The study demonstrates the lengths and depths to which our damaging obsession with plastic has reached and provides further fuel to the argument for humankind to curb its wasteful habits. Given that the Mariana Trench showed the highest concentrations of plastic yet found in the open ocean, it should certainly serve as a wakeup call for the need to urgent action and reform.
Plumbing the depths
The study, published in the journal Geochemical Perspectives Letters in November last year, analysed samples taken from sediment and water at depths between 2,500m and 11,000m below sea level. The Mariana Trench represents the deepest place on Earth; by comparison, Mt Everest climbs to 8,848m above sea level, so the trough of the Trench is even further away from the surface of the water.
Even here, it was found that plastic had polluted in alarming quantities. There were found to be approximately 13 pieces of plastic litter in bottom water samples - several times higher than the concentrations found in other parts of the open ocean. What’s more, the sediment scraped from the bottom of the Trench revealed up to 2,200 pieces of litter per litre, which is substantially more than other locations.
Reaching far and wide
It’s thought that the Mariana Trench may be especially susceptible to pollution due to its geographical shape. As a V-shaped chasm, it can act as a vacuum which sucks in sinking particles and traps them there. The prevalence of earthquakes in the region can also exacerbate the situation by shaking resting plastic free and submerging it to the bottom of the canyon’s depths.
The Mariana Trench is not the only remote location which our plastic habit has corrupted. In 2017, researchers discovered that plastic pollution had permeated to the Arctic, while a study last year even found litter in the peaks of the Swiss Alps. Its ability to endure in the environment, coupled with its damaging effects on animal life, make it a serious concern for eco-systems the world over.

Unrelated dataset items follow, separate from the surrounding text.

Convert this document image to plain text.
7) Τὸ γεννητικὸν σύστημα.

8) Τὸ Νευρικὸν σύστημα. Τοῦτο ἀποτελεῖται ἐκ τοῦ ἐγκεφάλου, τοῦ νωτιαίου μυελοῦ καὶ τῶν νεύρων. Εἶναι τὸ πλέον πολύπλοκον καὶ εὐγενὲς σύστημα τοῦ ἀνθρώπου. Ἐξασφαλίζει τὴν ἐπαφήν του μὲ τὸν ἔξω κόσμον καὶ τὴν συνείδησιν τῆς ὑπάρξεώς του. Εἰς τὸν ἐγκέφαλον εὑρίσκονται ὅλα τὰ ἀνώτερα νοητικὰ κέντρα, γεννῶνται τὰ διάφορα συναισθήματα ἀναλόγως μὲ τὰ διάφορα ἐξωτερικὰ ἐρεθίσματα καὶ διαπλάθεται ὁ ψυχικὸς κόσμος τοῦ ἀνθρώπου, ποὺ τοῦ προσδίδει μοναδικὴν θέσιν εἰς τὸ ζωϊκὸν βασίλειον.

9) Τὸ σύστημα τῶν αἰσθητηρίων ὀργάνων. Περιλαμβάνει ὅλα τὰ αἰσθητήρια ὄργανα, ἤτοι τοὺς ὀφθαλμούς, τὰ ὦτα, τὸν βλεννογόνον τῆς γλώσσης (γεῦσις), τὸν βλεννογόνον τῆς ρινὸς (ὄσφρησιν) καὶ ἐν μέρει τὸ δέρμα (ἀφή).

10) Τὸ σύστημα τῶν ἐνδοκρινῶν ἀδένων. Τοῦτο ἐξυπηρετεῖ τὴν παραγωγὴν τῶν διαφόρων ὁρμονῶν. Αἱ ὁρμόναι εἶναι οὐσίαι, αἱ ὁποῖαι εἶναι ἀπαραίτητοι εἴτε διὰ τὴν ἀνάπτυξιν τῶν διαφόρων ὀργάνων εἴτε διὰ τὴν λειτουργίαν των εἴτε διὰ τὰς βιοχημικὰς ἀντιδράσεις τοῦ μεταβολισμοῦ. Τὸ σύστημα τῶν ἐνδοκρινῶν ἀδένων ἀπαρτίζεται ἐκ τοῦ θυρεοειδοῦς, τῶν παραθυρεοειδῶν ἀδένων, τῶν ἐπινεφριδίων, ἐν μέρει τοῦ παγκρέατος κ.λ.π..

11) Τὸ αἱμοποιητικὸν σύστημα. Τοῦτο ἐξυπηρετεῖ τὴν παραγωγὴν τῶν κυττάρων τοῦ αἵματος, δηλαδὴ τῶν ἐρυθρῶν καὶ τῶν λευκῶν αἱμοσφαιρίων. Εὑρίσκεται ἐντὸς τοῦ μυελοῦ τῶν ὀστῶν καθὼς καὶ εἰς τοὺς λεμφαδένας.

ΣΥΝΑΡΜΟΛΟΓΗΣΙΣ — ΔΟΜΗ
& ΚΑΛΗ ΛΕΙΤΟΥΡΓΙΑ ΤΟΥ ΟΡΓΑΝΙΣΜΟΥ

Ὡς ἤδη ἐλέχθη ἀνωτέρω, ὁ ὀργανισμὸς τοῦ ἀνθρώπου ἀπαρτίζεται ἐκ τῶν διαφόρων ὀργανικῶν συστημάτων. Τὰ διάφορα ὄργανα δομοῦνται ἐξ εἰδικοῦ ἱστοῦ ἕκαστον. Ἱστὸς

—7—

“Manmade plastics have contaminated the most remote and deepest places on the planet,” said the team behind the research. “The hadal zone is likely one of the largest sinks for microplastic debris on Earth, with unknown but potentially damaging impacts on this fragile ecosystem.” Animals which ingest the contaminants can become ill and die, as well as potentially corrupt the entire food chain when they themselves are consumed by bigger predators.
With that in mind, the scientific community has been exploring a range of options to limit and reverse the terrible plight of plastic pollution in our seas and oceans. One such innovative venture from the University of Staffordshire in England sees the unlikely marriage of forensic science with artificial intelligence, as researchers seek to create more advanced monitoring and modelling systems on the behaviour of underwater contaminants.